On show at a cathedral, work by cross dressing artist that includes C-word!
AS a cross-dressing artist, he is used to controversy.
Now Grayson Perry is raising eyebrows again after a piece by him questioning the existence of Heaven and featuring obscene words was chosen as the centrepiece of an exhibition at Hereford Cathedral.
His Map of Nowhere is opposite the cathedral’s famous Mappa Mundi in the exhibition of works inspired by the 13th century Christian map showing how scholars then interpreted the world in spiritual as well as geographical terms.
Yesterday lobby group Christian Voice criticised the cathedral for displaying 57-year-old Perry’s etching in a place of worship. Christian Voice director Stephen Green said: ‘I would expect it to want to display works that lift the human spirit and not demean it, or seek to question the existence of God.’
Perry claims people are wedded to neat endings and would love to have either Armageddon or Heaven at the end of our existence. In notes accompanying his Map of Nowhere he says ‘life doesn’t work like that – it’s a continuum’.
The work takes a circular form with Perry’s head at the top and his arms and legs heading off to the sides. In the space reserved for his body are terms containing strong language including the word c***. One visitor, Stephen Davidson, 49, from Gloucester, said: ‘It was a surprise to see something questioning whether there was a Heaven in the cathedral. I think he is trying to shock people for the sake of it.’
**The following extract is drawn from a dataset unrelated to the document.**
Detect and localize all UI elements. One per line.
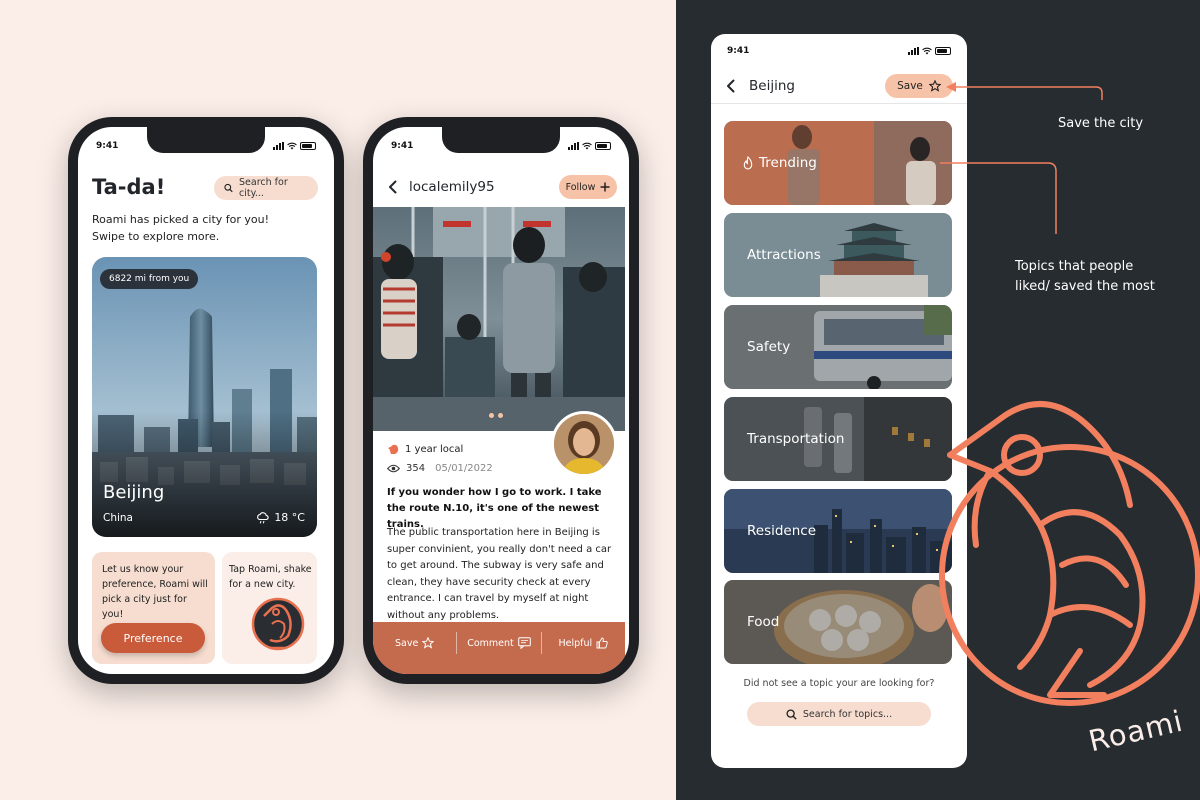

But Andrea McLean, an artist from Ledbury whose own work is in the exhibition, said Perry’s work was being misunderstood.
The Revd Canon Chris Pullin, Chancellor of Hereford Cathedral, said displaying Perry’s Map of Nowhere ‘is not an endorsement of ideas he seems to express within it, but an opportunity for all of us to see what a significant contemporary artist has produced as his own Mappa Mundi’. He added: ‘We have had many appreciative comments about the exhibition.’